绿礼气得够呛,一个个吃饱了撑的没事干,跑这发什么疯?非要给她找麻烦吗?
“嘶。”孟期归站起身,嘴角因疼痛不自觉抽搐几下,他一瘸一拐地走到绿礼面前,湿漉漉的桃花眼因难过而下垂,比起之前显得更加温顺可欺。
他眨眨眼,睫毛沾上泪珠而轻颤:“绿礼,你不要嫁给他,不要。”
“滚开!”绿礼说完又低声咒骂了一句,她移开视线绕到他身后,“你说过会嫁给我。”身后幽幽传来声音。
胡说八道,她什么时候说过这句话?绿礼嗤之以鼻,不过又回想起小时候过家家时玩的游戏,她忍不住讥讽出口:“小时候不懂事瞎说罢了,童言无忌,你现在却当真了?”
满是嘲弄。
当真了,自然当真了,孟期归张了张嘴,却发现自己无话可说,她说的每一句话他都认认真真记在心底,不敢忘、不会忘、不想忘。
可她不会,甜言蜜语,转头就忘。
“你们不是很闲吗?继续打啊,我倒看看谁会是今天最后一个活下来的人。”
绿礼说这话时眼睛始终盯着秦知慎,他身上伤最轻,最起码从外表来看是这样,因此她的怒气全撒在他身上,红唇紧抿,杏眸清亮。

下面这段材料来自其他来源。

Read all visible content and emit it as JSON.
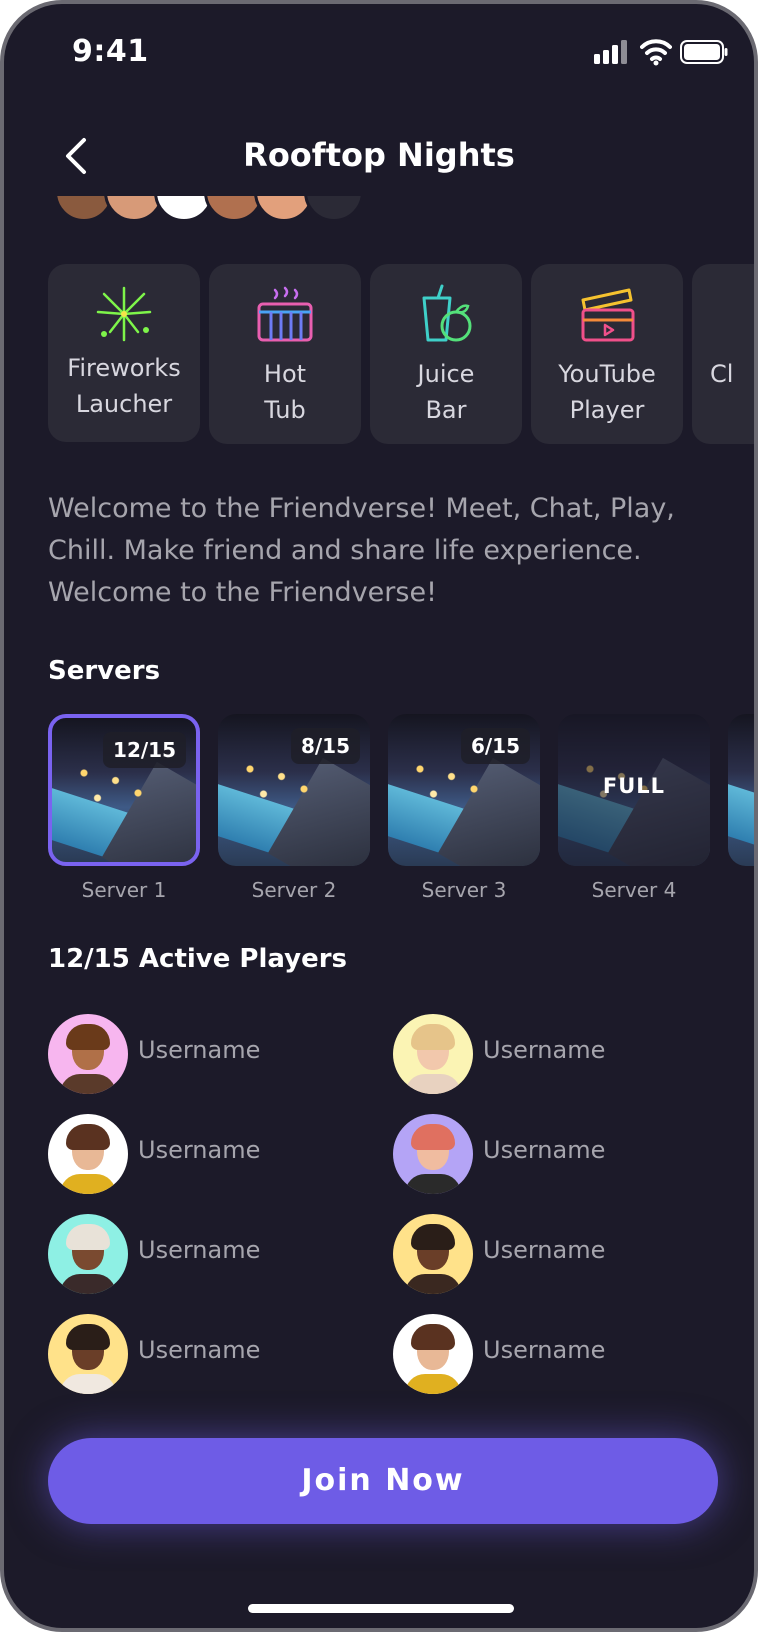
{
  "status_bar": {
    "time": "9:41"
  },
  "header": {
    "title": "Rooftop Nights"
  },
  "activities": [
    {
      "label_line1": "Fireworks",
      "label_line2": "Laucher",
      "icon": "fireworks-icon"
    },
    {
      "label_line1": "Hot",
      "label_line2": "Tub",
      "icon": "hot-tub-icon"
    },
    {
      "label_line1": "Juice",
      "label_line2": "Bar",
      "icon": "juice-bar-icon"
    },
    {
      "label_line1": "YouTube",
      "label_line2": "Player",
      "icon": "clapperboard-icon"
    },
    {
      "label_line1": "",
      "label_line2": "Cl",
      "icon": "partial-icon"
    }
  ],
  "description": "Welcome to the Friendverse! Meet, Chat, Play, Chill. Make friend and share life experience. Welcome to the Friendverse!",
  "servers_section": {
    "title": "Servers"
  },
  "servers": [
    {
      "name": "Server 1",
      "count": "12/15",
      "selected": true
    },
    {
      "name": "Server 2",
      "count": "8/15",
      "selected": false
    },
    {
      "name": "Server 3",
      "count": "6/15",
      "selected": false
    },
    {
      "name": "Server 4",
      "count": "FULL",
      "selected": false
    }
  ],
  "players_section": {
    "title": "12/15 Active Players"
  },
  "players": [
    {
      "username": "Username",
      "bg": "#f7b6ef"
    },
    {
      "username": "Username",
      "bg": "#fbf4b4"
    },
    {
      "username": "Username",
      "bg": "#ffffff"
    },
    {
      "username": "Username",
      "bg": "#b4a4f6"
    },
    {
      "username": "Username",
      "bg": "#8ef0e4"
    },
    {
      "username": "Username",
      "bg": "#ffe28a"
    },
    {
      "username": "Username",
      "bg": "#ffe28a"
    },
    {
      "username": "Username",
      "bg": "#ffffff"
    }
  ],
  "cta": {
    "label": "Join Now"
  },
  "colors": {
    "background": "#1c1a29",
    "card": "#2b2a36",
    "accent": "#6e5ce6",
    "muted_text": "#a6a5ad"
  }
}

“那么殿下呢?殿下希望谁能活下来?”秦知慎抬手抹了把脸,血污混杂,他突然咧开笑容。
她不喜欢周已,他知道,但是为什么要和他成亲呢?
谁都可以吗?
疯狗一副跃跃欲试的样子,似乎只要她肯点头希望他是唯一活着的那个人,他便会拼尽全力解决其他人一般。绿礼盯着他一双极亮、像狼又像狗的眸子,冷笑:“总归不是你,周已是本公主未来驸马,孟期归是左相之子,你算什么东西?也敢在本公主面前猖狂?”
周已指尖颤了颤,似乎被她的话触动,秦知慎则是斜眼睨了两人,又勉强忍□□内的暴虐情绪,他阴恻恻地笑:“殿下如果真这么想,那......”

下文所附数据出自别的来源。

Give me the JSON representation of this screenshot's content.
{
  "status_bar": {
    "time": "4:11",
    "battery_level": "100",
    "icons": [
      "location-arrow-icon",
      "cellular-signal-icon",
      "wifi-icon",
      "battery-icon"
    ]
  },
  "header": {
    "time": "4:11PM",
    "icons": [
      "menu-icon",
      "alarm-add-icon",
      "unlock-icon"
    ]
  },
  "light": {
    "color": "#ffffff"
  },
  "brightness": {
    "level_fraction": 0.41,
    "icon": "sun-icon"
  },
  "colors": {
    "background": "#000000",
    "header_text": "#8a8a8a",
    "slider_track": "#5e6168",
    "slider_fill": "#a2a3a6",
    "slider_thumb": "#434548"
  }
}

剩下的话他没有继续说,那会怎么样?秦知慎漫不经心地想,他舍不得伤害她,可别人就不一样了,左右不过烂命一条,或许真如她所说,癫狂疯狗,死前他也不会让其他人好过。
秦知慎其实并不怕死亡本身,他自幼凄惨,后沦落到宫里当太监,身上少了二两肉,又在宫里腥风血雨中摸爬滚打一路闯上来,他之所以能被姜尉风挑中,被其他人惧怕,皆因他的性子残忍暴虐,对别人狠,对自己狠。

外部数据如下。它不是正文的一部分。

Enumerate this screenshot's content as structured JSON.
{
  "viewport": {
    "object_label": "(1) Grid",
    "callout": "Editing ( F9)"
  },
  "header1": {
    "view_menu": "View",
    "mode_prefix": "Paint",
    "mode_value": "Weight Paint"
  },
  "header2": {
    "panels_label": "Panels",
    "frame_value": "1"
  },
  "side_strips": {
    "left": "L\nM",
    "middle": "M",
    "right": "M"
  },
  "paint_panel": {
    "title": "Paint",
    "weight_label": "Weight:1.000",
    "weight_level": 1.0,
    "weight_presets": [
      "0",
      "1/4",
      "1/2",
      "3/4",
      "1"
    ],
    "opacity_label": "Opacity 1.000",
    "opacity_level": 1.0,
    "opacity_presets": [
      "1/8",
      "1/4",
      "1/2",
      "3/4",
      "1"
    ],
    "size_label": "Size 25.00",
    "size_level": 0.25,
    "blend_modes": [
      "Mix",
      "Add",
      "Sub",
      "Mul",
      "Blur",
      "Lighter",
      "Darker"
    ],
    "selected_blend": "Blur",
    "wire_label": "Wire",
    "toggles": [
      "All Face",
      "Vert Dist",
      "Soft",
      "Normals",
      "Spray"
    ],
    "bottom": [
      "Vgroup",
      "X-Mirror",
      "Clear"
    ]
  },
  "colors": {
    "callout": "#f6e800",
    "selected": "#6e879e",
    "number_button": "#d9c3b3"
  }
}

绿礼有时候甚至怀疑他活着仅仅是因为没必要去死,也怪她几年前心性单纯,误以为这么一条毒蛇是温驯可欺的绵羊。
“谁给你的胆子,在本公主面前猖狂?”她淡淡重复一遍,心底升起了不为人知的杀意。
绿礼为人随性,无论对面是宫娥侍卫,还是高官大臣,她都不喜欢摆架子,可她不摆架子不代表她准许有人在她面前放肆,不代表有人可以在她面前放肆。
她迟迟不动秦知慎不是她不敢不愿,只是懒得计较罢了,好歹于姜国有些用处,轻易死了可惜。
“殿下冷不冷?”枝莹先前瞧见几人闹得厉害,劝也劝不动,陛下处理公务不好打扰,何况依公主性子,这事她肯定不愿意去闹大,所以她才犹豫着让公主殿下出面,不过现在她既后悔又自责,早知如此就让他们闹去!
绿礼摇头,心里琢磨着怎么对付秦知慎,随后下意识抬起手揽住枝莹,她是不冷,就怕枝莹觉得冷了。
宫中闹事,责罚可大可小,绿礼把在场的人骂了个遍,其中秦知慎待遇最特殊,多得了几脚踹,她又吩咐侍卫把几人压入禁闭,按照宫规,该罚的罚,该打的打。
天子犯法与庶民同罪,除去她护着的人。
姜尉风的眼线不是白养,这破事瞒不过他的眼,不过绿礼已经出面,他便随她去解决。到底荒唐得很,不宜四处张扬乱了名声,因此他只是下令封锁消息,没人再敢议论。
孟期归一连几日没去学堂,绿礼没有过问他,她巴不得身边这个黏人怪早些消失,乐得轻松。
和周已成亲后她就不用再回学堂,姜尉风当初让她去也只是怕她日日闲着无事可干而闯祸,既折腾别人又折腾自己,她只喜欢夫子的漂亮身子,又不喜欢他的课堂,他讲的之乎者也拗口难懂,还不如她自己去钻研些有意思的事情。
若说她调皮捣蛋,绿礼承认,可若说她不学无术,绿礼可不赞同,她只是不喜欢书里那些大道理,倒是对什么水渠、水枢灌溉别有一番兴趣,甚至有着自己独特的见解。